April 15, 2007

Homily

Second Sunday of Easter

Divine Mercy Sunday

Acts 5: 12-16; Rev 1: 9a-11a, 12-13, 17-19; John 20: 19-31

Dc. Larry Brockman

 

How quickly we forget.  How soon after Easter everything returns to normal.  Just a week after Easter and the Resurrection and its meaning are already fading as we become embroiled in the turmoil of our daily lives. 

We are all kind of like Thomas with the nail marks in the arms and the legs and the pierced side.  They were the realities to Thomas; the resurrection was too much to believe.  And it just didn’t seem relevant.  The nails are like the job we went back to; the kids we take care of every day; and the aches and pains that all of us experience with our earthly bodies.  These are the things of the here and now.  This is what we have to deal with right now- what is real, not what was promised.  So, it’s just as easy for us to think that “The Resurrection and the Kingdom” are something way out there in the future as it was for Thomas to discount the words of his 10 friends. 

But, Jesus Resurrection is real and the Kingdom is now.  It is up to us to make that count now in our lives.  The Easter story and John’s revelation tell us that.  In Acts, the Apostles are described as “all together”.  That doesn’t just mean physically together.  The sense of the Greek original is different.  It means that they were all “of one mind”- all of one belief.  These apostles believed, and reinforced one another’s belief.  They worked miracles because they really believed, believed with all their hearts, that Jesus Resurrection was real and it meant that they, too, would experience the resurrection and everlasting life.  And so, the Spirit was with them. and they could do incredible things.   

Now, after their conversion the Apostles did not separate themselves from the world.  Rather, they lived in the world and dealt with the realities of life.  In fact, after Pentecost, they went out and lived separate lives, evangelizing throughout the World.  Thomas took the Church to India, and Bartholomew went to Persia, for example.  They believed strongly, and let God’s spirit work in them to do the will of the Father. 

Several decades after the scene in today’s Gospel, while in exile on Patmos, John wrote to people just like us- people who hadn’t seen the Risen Christ, people who were suffering from tremendous persecution by the Roman Emperor, people who were torn by divisions in their churches.  John wrote of the “Distress, the Kingdom, and the Endurance” to the people of 7 Churches in Asia Minor near Patmos.  Just like the people John wrote to, we are challenged to believe even though we have not seen.  We, in this Church, have only the scriptures.  They record the Church’s handing down of the events of the Resurrection.  We are also bonded together by the “Distress, the Kingdom, and Endurance”. 
The implications of the Resurrection on our attitude on life should be as remarkable as for the Apostles, not just passing moments of joy on an Easter Sunday.  Because the Kingdom that Christ offers all of us who believe is everlasting happiness, with our enemies out of the picture.  That Kingdom begins here and now, yet it is something that transcends this world and all the suffering and evil in it.  That’s what the Resurrection should mean to all of us- a path blazed by Jesus himself for all of us to everlasting life.  Jesus tells us that we are blessed who believe and haven’t seen.  And the Kingdom and everlasting life is how we are blessed. 

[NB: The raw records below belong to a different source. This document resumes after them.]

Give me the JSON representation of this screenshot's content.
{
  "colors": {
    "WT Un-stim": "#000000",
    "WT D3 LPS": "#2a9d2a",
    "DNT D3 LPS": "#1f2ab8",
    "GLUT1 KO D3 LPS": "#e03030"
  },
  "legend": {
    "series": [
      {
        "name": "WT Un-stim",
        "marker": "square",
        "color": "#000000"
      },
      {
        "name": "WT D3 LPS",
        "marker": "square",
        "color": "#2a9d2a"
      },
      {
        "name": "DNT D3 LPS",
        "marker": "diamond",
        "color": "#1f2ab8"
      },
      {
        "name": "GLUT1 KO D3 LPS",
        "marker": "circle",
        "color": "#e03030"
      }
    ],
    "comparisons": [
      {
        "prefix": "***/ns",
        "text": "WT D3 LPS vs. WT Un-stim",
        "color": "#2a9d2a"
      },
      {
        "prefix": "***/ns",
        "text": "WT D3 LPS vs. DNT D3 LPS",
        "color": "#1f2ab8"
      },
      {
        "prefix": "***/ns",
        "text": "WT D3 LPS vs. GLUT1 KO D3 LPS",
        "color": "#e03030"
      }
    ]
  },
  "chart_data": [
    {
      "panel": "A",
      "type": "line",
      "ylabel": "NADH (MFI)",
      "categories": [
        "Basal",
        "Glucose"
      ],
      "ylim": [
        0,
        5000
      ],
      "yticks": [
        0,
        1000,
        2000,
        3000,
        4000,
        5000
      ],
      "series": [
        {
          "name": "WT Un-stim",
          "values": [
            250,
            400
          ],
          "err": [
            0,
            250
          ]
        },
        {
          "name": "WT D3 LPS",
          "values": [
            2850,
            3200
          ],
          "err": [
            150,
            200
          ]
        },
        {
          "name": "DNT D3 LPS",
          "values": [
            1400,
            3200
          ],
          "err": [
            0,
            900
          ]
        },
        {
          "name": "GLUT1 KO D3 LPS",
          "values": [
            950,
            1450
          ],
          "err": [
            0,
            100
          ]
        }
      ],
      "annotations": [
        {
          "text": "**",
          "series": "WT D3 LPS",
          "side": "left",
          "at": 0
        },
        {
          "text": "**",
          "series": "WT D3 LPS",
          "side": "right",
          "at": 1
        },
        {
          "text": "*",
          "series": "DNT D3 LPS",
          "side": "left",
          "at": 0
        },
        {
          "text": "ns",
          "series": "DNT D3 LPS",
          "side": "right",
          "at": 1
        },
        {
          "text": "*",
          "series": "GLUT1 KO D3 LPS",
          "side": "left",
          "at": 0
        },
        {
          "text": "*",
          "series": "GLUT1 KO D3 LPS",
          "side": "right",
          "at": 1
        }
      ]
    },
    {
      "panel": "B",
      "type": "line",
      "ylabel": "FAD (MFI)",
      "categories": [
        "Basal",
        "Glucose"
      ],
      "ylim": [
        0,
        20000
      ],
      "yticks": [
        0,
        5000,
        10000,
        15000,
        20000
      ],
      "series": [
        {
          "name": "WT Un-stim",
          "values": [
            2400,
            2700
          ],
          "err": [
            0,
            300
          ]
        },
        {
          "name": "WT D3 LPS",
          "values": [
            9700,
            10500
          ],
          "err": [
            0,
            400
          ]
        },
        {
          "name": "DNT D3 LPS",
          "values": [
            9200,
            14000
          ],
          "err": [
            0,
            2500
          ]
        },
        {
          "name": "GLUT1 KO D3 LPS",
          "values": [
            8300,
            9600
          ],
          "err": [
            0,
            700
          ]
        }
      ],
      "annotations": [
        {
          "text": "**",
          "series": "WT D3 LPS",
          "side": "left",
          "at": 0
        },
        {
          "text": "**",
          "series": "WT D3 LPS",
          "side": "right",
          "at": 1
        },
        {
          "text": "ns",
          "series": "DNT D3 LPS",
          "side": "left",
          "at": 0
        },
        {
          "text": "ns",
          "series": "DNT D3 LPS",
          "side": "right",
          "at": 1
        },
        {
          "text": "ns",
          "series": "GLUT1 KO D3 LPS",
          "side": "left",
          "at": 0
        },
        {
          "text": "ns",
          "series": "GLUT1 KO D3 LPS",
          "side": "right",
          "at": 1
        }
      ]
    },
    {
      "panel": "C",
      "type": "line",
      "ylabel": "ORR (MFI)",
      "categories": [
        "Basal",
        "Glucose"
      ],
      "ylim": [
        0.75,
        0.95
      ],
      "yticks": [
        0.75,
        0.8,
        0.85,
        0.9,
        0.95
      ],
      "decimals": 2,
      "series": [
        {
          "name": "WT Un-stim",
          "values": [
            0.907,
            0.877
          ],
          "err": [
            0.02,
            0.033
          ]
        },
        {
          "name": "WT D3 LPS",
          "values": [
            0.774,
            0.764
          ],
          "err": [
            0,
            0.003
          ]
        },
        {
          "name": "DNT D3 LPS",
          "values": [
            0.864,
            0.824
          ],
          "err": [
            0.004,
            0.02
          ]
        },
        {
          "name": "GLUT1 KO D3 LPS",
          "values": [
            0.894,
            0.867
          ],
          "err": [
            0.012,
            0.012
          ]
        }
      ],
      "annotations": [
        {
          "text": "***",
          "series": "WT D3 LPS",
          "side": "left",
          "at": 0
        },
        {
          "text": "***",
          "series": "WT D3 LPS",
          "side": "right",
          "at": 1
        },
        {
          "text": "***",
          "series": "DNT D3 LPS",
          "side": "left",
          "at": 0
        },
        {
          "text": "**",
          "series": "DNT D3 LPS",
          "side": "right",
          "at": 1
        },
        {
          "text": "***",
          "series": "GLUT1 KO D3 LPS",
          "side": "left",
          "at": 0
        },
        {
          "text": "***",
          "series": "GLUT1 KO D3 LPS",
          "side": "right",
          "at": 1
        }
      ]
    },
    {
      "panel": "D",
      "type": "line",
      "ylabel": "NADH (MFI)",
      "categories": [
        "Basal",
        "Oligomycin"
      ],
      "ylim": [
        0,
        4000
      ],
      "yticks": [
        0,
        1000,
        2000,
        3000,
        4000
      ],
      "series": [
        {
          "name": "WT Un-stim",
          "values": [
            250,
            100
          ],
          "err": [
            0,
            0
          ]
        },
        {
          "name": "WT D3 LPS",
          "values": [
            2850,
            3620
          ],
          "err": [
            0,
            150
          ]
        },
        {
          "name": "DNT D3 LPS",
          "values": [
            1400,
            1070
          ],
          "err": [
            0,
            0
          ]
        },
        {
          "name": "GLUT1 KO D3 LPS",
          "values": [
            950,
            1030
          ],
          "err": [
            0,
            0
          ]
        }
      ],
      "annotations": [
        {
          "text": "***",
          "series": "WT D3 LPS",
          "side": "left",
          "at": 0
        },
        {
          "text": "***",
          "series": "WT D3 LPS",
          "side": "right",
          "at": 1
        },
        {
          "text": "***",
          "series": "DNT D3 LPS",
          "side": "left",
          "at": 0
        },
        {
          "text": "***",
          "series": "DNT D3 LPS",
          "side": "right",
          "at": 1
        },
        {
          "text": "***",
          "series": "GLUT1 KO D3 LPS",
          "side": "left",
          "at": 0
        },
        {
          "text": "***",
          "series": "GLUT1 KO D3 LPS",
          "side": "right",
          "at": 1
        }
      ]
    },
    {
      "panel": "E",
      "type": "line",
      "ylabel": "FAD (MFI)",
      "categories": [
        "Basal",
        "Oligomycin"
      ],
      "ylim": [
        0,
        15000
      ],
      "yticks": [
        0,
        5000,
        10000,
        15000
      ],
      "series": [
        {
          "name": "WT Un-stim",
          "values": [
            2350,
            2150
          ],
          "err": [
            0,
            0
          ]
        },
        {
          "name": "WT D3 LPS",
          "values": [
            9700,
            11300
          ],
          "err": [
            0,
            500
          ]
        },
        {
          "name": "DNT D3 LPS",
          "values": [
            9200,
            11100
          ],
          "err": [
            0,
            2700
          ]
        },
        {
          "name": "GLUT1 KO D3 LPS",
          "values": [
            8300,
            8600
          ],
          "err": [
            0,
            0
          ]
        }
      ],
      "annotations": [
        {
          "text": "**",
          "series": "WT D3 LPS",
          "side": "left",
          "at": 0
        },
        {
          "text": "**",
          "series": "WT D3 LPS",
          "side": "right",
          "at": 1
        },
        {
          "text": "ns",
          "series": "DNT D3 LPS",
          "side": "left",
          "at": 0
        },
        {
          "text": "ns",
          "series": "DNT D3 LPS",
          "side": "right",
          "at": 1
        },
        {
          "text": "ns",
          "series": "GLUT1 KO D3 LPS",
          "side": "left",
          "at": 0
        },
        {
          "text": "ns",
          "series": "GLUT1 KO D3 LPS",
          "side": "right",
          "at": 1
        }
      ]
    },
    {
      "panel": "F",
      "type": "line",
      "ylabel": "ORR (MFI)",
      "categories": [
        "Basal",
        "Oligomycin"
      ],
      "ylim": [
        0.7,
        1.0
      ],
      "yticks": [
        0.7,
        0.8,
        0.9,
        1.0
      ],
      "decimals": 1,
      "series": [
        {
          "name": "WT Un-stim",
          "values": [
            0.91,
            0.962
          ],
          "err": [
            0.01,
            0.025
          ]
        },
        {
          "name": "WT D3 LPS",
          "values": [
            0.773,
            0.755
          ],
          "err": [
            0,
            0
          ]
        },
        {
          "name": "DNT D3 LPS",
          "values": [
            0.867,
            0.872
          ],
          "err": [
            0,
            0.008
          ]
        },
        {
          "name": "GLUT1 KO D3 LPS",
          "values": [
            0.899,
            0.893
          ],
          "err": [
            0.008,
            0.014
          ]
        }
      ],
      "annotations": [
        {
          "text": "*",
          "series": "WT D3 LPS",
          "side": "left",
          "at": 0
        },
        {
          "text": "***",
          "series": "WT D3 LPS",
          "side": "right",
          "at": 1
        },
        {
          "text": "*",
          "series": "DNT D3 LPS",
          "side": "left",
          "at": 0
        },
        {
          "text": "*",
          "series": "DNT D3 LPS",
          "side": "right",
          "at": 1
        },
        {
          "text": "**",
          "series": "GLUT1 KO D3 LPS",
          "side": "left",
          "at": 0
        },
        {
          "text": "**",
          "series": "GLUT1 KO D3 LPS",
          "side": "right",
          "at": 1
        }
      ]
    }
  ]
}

But there is also the Distress to deal with- all of us, in our humanity, feel that distress  In the lives that each of us has been given.  The distress of earthly life doesn’t go away- But the Resurrection helps us to see that distress in the context of the Kingdom.  Just as John exhorts the 7 churches in Revelation to hang in there, with endurance, we are challenged to hang in there with endurance.  Endurance means that we embrace our lives with the kind of endurance Christ practiced knowing of the certainty of our Resurrection and everlasting life. 

How can we do that?  Well, the first step is to really believe.  You can start with the Eucharist in just a few minutes.  Jesus is present in the Eucharist just as he was for Thomas in Solomon’s Portico.  And when we really believe that in our hearts,.and resolve to accept God’s will for us in our lives, including the distress and suffering that are part of his will for us,  then we will experience the divine mercy of God- Forgiveness for all of our transgressions against the will of God.  We will be filled with the grace of God, and feel the Spirit working in our lives.  It is fitting that on this Divine Mercy weekend, we make that beginning.